To be sure, there is a venerable tradition of mid- to late 20th-century Arabic writing that was influenced by a wide range of philosophical and political trends, from Marxist thought and Sartrean existentialism to modernism, socialist realism, and postmodern experimentalism. But even if Arabic prose has “always been political,” the nature of the political changes over time. For Jaber, Beirut is governed by political events that are utterly beyond the control of its inhabitants. To the extent that Mehlis can be classified as political fiction, it also gestures toward the apolitical, the anti-political, even the post-political. In a world bereft of foundational truth and ideological certitude, fictional realities become unmoored, political principles untethered from moral truths. It is unclear whether critics ought to speak of a “post-political” moment in modern Arabic literature, one in which “politics, for some foreseeable time, is no longer a domain where acts are possible.” On the other hand, as Leslie Fiedler had already remarked more than half a century ago, “the embarrassing fact [is] that our world is more like the neurotic fantasies of writers of horror-fiction than the polite or sentimental constructions of the realists.” Whatever the case, literary critics can do more to find new ways of explaining the nature and transformation of the political in modern and contemporary Arabic writing.

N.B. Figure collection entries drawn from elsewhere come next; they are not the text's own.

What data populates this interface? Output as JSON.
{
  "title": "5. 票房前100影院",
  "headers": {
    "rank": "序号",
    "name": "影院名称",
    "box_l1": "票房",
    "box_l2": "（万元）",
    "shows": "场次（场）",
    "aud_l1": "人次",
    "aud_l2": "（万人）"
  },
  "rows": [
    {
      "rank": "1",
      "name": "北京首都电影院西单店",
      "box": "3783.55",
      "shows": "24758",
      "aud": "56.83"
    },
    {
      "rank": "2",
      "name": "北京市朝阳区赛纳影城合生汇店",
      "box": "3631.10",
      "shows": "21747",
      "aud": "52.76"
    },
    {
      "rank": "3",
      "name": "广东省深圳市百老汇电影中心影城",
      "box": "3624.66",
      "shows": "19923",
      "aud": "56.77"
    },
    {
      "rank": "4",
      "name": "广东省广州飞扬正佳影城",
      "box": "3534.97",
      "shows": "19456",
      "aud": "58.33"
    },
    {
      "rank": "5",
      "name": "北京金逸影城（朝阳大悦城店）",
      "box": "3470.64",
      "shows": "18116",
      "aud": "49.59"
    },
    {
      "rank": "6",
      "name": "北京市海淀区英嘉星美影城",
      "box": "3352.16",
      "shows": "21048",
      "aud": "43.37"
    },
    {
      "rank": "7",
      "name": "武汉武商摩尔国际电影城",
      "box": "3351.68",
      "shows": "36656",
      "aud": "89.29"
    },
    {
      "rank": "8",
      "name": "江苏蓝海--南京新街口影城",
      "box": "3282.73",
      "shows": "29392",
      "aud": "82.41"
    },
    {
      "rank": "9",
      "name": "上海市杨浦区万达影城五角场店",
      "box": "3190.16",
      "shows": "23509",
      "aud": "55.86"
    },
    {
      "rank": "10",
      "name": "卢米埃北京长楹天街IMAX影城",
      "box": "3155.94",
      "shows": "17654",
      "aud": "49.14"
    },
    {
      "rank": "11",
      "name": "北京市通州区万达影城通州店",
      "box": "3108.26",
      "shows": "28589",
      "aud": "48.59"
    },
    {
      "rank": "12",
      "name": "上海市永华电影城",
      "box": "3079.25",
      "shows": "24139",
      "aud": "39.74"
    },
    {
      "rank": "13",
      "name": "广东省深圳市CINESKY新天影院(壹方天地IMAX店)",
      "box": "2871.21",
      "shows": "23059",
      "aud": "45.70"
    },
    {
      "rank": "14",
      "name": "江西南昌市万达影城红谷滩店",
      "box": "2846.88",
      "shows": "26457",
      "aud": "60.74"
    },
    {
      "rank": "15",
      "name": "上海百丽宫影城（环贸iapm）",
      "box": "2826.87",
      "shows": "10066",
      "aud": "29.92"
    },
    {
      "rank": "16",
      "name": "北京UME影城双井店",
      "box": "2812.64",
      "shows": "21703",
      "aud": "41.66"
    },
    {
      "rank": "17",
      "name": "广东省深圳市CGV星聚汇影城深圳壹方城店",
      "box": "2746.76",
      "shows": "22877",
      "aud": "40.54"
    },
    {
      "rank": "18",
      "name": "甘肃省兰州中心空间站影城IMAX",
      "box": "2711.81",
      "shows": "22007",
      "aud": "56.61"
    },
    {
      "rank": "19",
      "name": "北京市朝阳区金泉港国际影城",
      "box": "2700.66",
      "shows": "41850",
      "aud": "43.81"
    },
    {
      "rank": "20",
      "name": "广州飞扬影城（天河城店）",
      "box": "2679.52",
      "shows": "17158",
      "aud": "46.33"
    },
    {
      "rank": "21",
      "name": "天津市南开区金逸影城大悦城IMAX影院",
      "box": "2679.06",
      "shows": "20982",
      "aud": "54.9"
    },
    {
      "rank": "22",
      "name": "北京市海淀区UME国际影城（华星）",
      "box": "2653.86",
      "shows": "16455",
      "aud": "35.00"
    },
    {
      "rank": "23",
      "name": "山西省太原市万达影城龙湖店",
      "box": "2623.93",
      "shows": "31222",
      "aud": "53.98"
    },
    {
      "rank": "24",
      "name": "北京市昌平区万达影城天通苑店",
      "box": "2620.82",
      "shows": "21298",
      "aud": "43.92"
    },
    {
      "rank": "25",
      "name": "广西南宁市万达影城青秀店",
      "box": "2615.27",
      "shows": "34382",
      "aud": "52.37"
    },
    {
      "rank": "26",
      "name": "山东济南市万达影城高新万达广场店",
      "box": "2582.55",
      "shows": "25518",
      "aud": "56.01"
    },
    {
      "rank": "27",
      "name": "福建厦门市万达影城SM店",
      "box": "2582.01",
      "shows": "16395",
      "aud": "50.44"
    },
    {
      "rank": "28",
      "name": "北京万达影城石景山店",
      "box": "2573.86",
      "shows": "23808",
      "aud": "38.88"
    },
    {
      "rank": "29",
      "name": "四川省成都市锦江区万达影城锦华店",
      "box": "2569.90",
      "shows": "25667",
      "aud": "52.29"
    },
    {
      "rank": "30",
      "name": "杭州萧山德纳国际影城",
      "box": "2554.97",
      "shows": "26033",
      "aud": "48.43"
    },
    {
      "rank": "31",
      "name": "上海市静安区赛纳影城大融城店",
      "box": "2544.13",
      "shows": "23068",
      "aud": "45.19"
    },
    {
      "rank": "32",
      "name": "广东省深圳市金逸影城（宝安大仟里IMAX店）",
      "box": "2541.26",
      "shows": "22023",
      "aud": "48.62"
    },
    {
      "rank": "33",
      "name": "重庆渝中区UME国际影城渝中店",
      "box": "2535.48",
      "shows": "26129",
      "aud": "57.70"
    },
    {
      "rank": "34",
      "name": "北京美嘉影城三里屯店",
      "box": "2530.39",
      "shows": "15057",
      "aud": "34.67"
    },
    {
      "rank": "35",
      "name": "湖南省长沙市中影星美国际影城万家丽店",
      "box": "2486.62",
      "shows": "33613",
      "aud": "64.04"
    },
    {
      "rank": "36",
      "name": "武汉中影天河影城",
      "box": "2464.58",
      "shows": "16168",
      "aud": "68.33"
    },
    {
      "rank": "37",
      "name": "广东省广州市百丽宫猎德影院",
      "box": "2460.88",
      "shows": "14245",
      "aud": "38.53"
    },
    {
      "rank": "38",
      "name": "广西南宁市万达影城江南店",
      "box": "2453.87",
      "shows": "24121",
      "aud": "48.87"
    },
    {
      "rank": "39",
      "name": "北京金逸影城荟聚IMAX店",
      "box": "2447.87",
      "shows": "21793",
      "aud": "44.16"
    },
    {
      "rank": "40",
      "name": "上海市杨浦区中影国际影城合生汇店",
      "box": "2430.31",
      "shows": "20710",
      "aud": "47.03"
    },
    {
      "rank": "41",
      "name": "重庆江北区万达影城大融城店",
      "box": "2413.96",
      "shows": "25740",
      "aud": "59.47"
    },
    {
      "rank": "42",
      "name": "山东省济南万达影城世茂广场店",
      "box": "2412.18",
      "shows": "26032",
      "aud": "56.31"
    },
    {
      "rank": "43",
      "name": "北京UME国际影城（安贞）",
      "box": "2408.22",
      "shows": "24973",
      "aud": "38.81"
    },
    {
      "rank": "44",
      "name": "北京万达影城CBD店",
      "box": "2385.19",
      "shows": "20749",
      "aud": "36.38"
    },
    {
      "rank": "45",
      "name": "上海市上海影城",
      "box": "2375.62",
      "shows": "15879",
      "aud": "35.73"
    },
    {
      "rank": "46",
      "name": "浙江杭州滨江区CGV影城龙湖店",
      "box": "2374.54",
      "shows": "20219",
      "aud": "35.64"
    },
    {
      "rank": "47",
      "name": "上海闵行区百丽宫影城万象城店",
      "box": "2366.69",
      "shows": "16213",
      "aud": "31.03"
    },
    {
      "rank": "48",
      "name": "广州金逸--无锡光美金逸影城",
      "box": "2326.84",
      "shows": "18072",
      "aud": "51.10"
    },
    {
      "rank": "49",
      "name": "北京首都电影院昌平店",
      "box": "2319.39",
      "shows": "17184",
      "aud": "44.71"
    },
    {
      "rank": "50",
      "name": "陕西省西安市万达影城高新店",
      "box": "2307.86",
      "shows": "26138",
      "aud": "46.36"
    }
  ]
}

Amid the exuberance and catastrophism of the media’s bipolar coverage of the Arab uprisings, it might seem absurd even to consider that contemporary Arabic literature should be read as anything other than social text. Pundits and critics wait with bated breath for the first novel of the Syria conflict or Tahrir Square to be published (and, of course, translated). Whether Arabic literary creation helps inspire concrete political action or reinforces the cynical conclusion that nothing is to be done remains an open question. Be that as it may, the publication of an important Lebanese author like Rabee Jaber by a high-profile literary press such as New Directions might not only represent the incorporation of Arabic literature into the contested space of “world literature” but, more importantly, an opportunity for a much larger corpus of Arabic writing to be taken seriously by mainstream English-language publishers. One hopes that the ecology of Arabic literature in translation will continue to flourish and diversify, until there is space on the A-list of international publishing for works that are political but also those that are not, for works that chronicle modern and contemporary destruction as well as those that want nothing to do with it.